La question légitime que certains pourraient se poser est: “oui mais quand s’arrêter? Quand puis-je savoir lorsqu’un dessin est fini ou pas?” La réponse est simple en réalité: le dessin est terminé lorsque l’objectif principal que l’on s’est fixé a été atteint. Le reste n’est que du bonus, et ce “bonus” peut s’avérer catastrophique s’il rentre en conflit avec l’intention initiale.

Si l’illustration que l’on a achevée correspond à ce que l’on attendait et remplit l’objectif initial, alors le but est atteint, on peut passer à autre chose. La question à réellement se poser est: “si j’ajoute encore du travail, la création aura-t-elle davantage de valeur dans le contexte de ce projet?”. S’il s’agit d’une amélioration graphique ou de détails qui n’affectent pas l’objectif principal, alors pas de problème. Dans le cas contraire c’est ennuyeux.

Imaginez un instant que vous venez de représenter un détail sans importance mais qui prend trop de notre attention (ex: trop de contraste dans un coin du dessin sans importance), croyez-vous qu’un individu normal ne critiquera pas ce détail bancal qui vient gêner la lecture? Ce que je sais bien du grand public, c’est que lorsque c’est bien fait, ça passe et c’est normal, mais lorsqu’il y a quelque chose qui ne fonctionne pas, il vous en fait la remarque rapidement! :)

 

dessin vignettes
Le dessin de vignette est le b.a-ba de toute image créative.

 

Bien sûr, pour remplir un objectif, il faut d’abord se le fixer. C’est pour cela que j’insiste sur le concept d’intention. Si vous n’avez aucune intention, aucun objectif, et que vous ne planifiez ou ne visualisez pas votre travail final avec un minimum d’avance, il est assez risqué de continuer. C’est donc pour cette raison qu’il est préférable de décomposer le développement de votre image en étapes, pour arriver à un résultat convenable sans prendre le risque d’être obligé de tout recommencer.

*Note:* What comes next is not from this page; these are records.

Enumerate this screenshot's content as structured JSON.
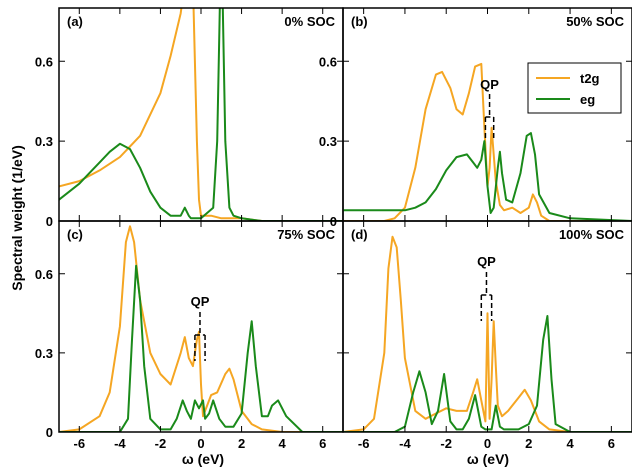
{
  "figure": {
    "ylabel": "Spectral weight (1/eV)",
    "xlabel": "ω (eV)",
    "legend": {
      "t2g": "t2g",
      "eg": "eg",
      "placement": "inside panel (b), top-right"
    },
    "colors": {
      "t2g": "#f5a623",
      "eg": "#1a8a1a",
      "axes": "#000000"
    },
    "qp_label": "QP"
  },
  "chart_data": [
    {
      "type": "line",
      "panel": "(a)",
      "soc": "0% SOC",
      "xlim": [
        -7,
        7
      ],
      "ylim": [
        0,
        0.8
      ],
      "xticks": [
        -6,
        -4,
        -2,
        0,
        2,
        4,
        6
      ],
      "yticks": [
        0,
        0.3,
        0.6
      ],
      "ytick_labels": [
        "0",
        "0.3",
        "0.6"
      ],
      "series": [
        {
          "name": "t2g",
          "x": [
            -7,
            -6,
            -5,
            -4,
            -3,
            -2,
            -1.5,
            -1,
            -0.8,
            -0.6,
            -0.4,
            -0.3,
            -0.2,
            -0.1,
            0,
            0.5,
            1,
            2,
            3,
            7
          ],
          "y": [
            0.13,
            0.15,
            0.19,
            0.24,
            0.32,
            0.48,
            0.62,
            0.78,
            0.9,
            1.1,
            0.9,
            0.6,
            0.3,
            0.08,
            0.02,
            0.02,
            0.01,
            0.01,
            0,
            0
          ]
        },
        {
          "name": "eg",
          "x": [
            -7,
            -6,
            -5.5,
            -5,
            -4.5,
            -4,
            -3.5,
            -3,
            -2.5,
            -2,
            -1.5,
            -1,
            -0.8,
            -0.6,
            -0.5,
            0,
            0.6,
            0.8,
            0.9,
            1,
            1.1,
            1.2,
            1.4,
            1.6,
            2,
            3,
            7
          ],
          "y": [
            0.08,
            0.14,
            0.18,
            0.22,
            0.26,
            0.29,
            0.27,
            0.2,
            0.11,
            0.05,
            0.02,
            0.02,
            0.05,
            0.02,
            0.01,
            0.01,
            0.05,
            0.3,
            0.7,
            1.1,
            0.7,
            0.3,
            0.05,
            0.02,
            0.01,
            0,
            0
          ]
        }
      ]
    },
    {
      "type": "line",
      "panel": "(b)",
      "soc": "50% SOC",
      "xlim": [
        -7,
        7
      ],
      "ylim": [
        0,
        0.8
      ],
      "xticks": [
        -6,
        -4,
        -2,
        0,
        2,
        4,
        6
      ],
      "yticks": [
        0,
        0.3,
        0.6
      ],
      "ytick_labels": [
        "0",
        "0.3",
        "0.6"
      ],
      "qp_window": [
        -0.1,
        0.3
      ],
      "series": [
        {
          "name": "t2g",
          "x": [
            -7,
            -5,
            -4.5,
            -4,
            -3.5,
            -3,
            -2.5,
            -2.2,
            -1.8,
            -1.5,
            -1.2,
            -0.9,
            -0.6,
            -0.3,
            -0.15,
            0,
            0.1,
            0.2,
            0.3,
            0.4,
            0.6,
            0.8,
            1.2,
            1.6,
            2,
            2.2,
            2.4,
            2.6,
            3,
            4,
            7
          ],
          "y": [
            0,
            0,
            0.01,
            0.05,
            0.2,
            0.42,
            0.55,
            0.56,
            0.5,
            0.42,
            0.4,
            0.48,
            0.58,
            0.59,
            0.35,
            0.13,
            0.2,
            0.35,
            0.25,
            0.15,
            0.06,
            0.04,
            0.05,
            0.03,
            0.05,
            0.1,
            0.07,
            0.02,
            0,
            0,
            0
          ]
        },
        {
          "name": "eg",
          "x": [
            -7,
            -5,
            -4,
            -3.5,
            -3,
            -2.5,
            -2,
            -1.5,
            -1,
            -0.7,
            -0.5,
            -0.3,
            -0.15,
            0,
            0.15,
            0.3,
            0.5,
            0.6,
            0.7,
            0.9,
            1.2,
            1.6,
            1.9,
            2.1,
            2.3,
            2.5,
            3,
            4,
            7
          ],
          "y": [
            0.04,
            0.04,
            0.04,
            0.05,
            0.07,
            0.12,
            0.19,
            0.24,
            0.25,
            0.22,
            0.2,
            0.23,
            0.3,
            0.13,
            0.03,
            0.05,
            0.2,
            0.26,
            0.18,
            0.08,
            0.07,
            0.18,
            0.32,
            0.33,
            0.25,
            0.1,
            0.03,
            0.01,
            0
          ]
        }
      ]
    },
    {
      "type": "line",
      "panel": "(c)",
      "soc": "75% SOC",
      "xlim": [
        -7,
        7
      ],
      "ylim": [
        0,
        0.8
      ],
      "xticks": [
        -6,
        -4,
        -2,
        0,
        2,
        4,
        6
      ],
      "xtick_labels": [
        "-6",
        "-4",
        "-2",
        "0",
        "2",
        "4",
        "6"
      ],
      "yticks": [
        0,
        0.3,
        0.6
      ],
      "ytick_labels": [
        "0",
        "0.3",
        "0.6"
      ],
      "qp_window": [
        -0.3,
        0.2
      ],
      "series": [
        {
          "name": "t2g",
          "x": [
            -7,
            -6,
            -5,
            -4.5,
            -4,
            -3.7,
            -3.5,
            -3.3,
            -3,
            -2.5,
            -2,
            -1.5,
            -1,
            -0.8,
            -0.6,
            -0.4,
            -0.2,
            -0.1,
            0,
            0.1,
            0.3,
            0.5,
            0.8,
            1.2,
            1.4,
            1.6,
            2,
            2.5,
            3,
            4,
            7
          ],
          "y": [
            0,
            0.01,
            0.06,
            0.15,
            0.4,
            0.72,
            0.78,
            0.72,
            0.5,
            0.3,
            0.22,
            0.18,
            0.3,
            0.36,
            0.28,
            0.25,
            0.35,
            0.38,
            0.18,
            0.06,
            0.1,
            0.14,
            0.15,
            0.22,
            0.24,
            0.2,
            0.08,
            0.03,
            0.01,
            0,
            0
          ]
        },
        {
          "name": "eg",
          "x": [
            -7,
            -4,
            -3.6,
            -3.4,
            -3.2,
            -3,
            -2.8,
            -2.5,
            -2,
            -1.5,
            -1.2,
            -0.9,
            -0.7,
            -0.5,
            -0.3,
            -0.1,
            0.1,
            0.2,
            0.4,
            0.6,
            0.9,
            1.2,
            1.6,
            2,
            2.3,
            2.5,
            2.7,
            3,
            3.3,
            3.5,
            3.8,
            4.2,
            5,
            7
          ],
          "y": [
            0,
            0,
            0.05,
            0.35,
            0.63,
            0.5,
            0.25,
            0.05,
            0.01,
            0.01,
            0.05,
            0.12,
            0.08,
            0.05,
            0.12,
            0.09,
            0.12,
            0.05,
            0.07,
            0.12,
            0.05,
            0.02,
            0.02,
            0.07,
            0.3,
            0.42,
            0.25,
            0.06,
            0.06,
            0.1,
            0.12,
            0.06,
            0,
            0
          ]
        }
      ]
    },
    {
      "type": "line",
      "panel": "(d)",
      "soc": "100% SOC",
      "xlim": [
        -7,
        7
      ],
      "ylim": [
        0,
        0.8
      ],
      "xticks": [
        -6,
        -4,
        -2,
        0,
        2,
        4,
        6
      ],
      "xtick_labels": [
        "-6",
        "-4",
        "-2",
        "0",
        "2",
        "4",
        "6"
      ],
      "yticks": [
        0,
        0.3,
        0.6
      ],
      "qp_window": [
        -0.3,
        0.2
      ],
      "series": [
        {
          "name": "t2g",
          "x": [
            -7,
            -6,
            -5.5,
            -5,
            -4.8,
            -4.6,
            -4.4,
            -4.2,
            -4,
            -3.5,
            -3,
            -2.5,
            -2,
            -1.5,
            -1,
            -0.7,
            -0.5,
            -0.3,
            -0.1,
            0,
            0.1,
            0.2,
            0.3,
            0.4,
            0.5,
            0.7,
            1,
            1.5,
            1.8,
            2.1,
            2.5,
            3,
            4,
            7
          ],
          "y": [
            0,
            0.01,
            0.05,
            0.3,
            0.62,
            0.74,
            0.7,
            0.5,
            0.28,
            0.08,
            0.05,
            0.07,
            0.09,
            0.08,
            0.08,
            0.15,
            0.2,
            0.12,
            0.04,
            0.45,
            0.05,
            0.2,
            0.42,
            0.25,
            0.1,
            0.06,
            0.08,
            0.13,
            0.16,
            0.12,
            0.04,
            0.01,
            0,
            0
          ]
        },
        {
          "name": "eg",
          "x": [
            -7,
            -4.5,
            -4,
            -3.6,
            -3.3,
            -3,
            -2.7,
            -2.4,
            -2.1,
            -1.8,
            -1.5,
            -1.2,
            -0.9,
            -0.6,
            -0.3,
            -0.1,
            0.2,
            0.4,
            0.6,
            0.8,
            1,
            1.5,
            2,
            2.4,
            2.7,
            2.9,
            3.1,
            3.3,
            4,
            7
          ],
          "y": [
            0,
            0,
            0.02,
            0.15,
            0.23,
            0.15,
            0.03,
            0.08,
            0.22,
            0.04,
            0.01,
            0.01,
            0.05,
            0.14,
            0.02,
            0.01,
            0.01,
            0.1,
            0.02,
            0.01,
            0.01,
            0.01,
            0.03,
            0.1,
            0.35,
            0.44,
            0.2,
            0.03,
            0,
            0
          ]
        }
      ]
    }
  ]
}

Ceci dit, cela ne vous empêche pas de dessiner un peu au hasard de temps à autre, histoire de vous défouler et de chercher une créativité spontanée… mais l’expérience m’a prouvé que les personnes ayant bien défini leur projet restent les plus productives et apprennent bien plus vite que les autres. C’est un fait! c’est réel! De plus, un projet bien défini produit de la motivation, de l’émulation et nous pousse à planifier et à faire des recherches au moment opportun plutôt que d’apprendre des choses dans le vide, pour devoir les réapprendre 2 ans plus tard.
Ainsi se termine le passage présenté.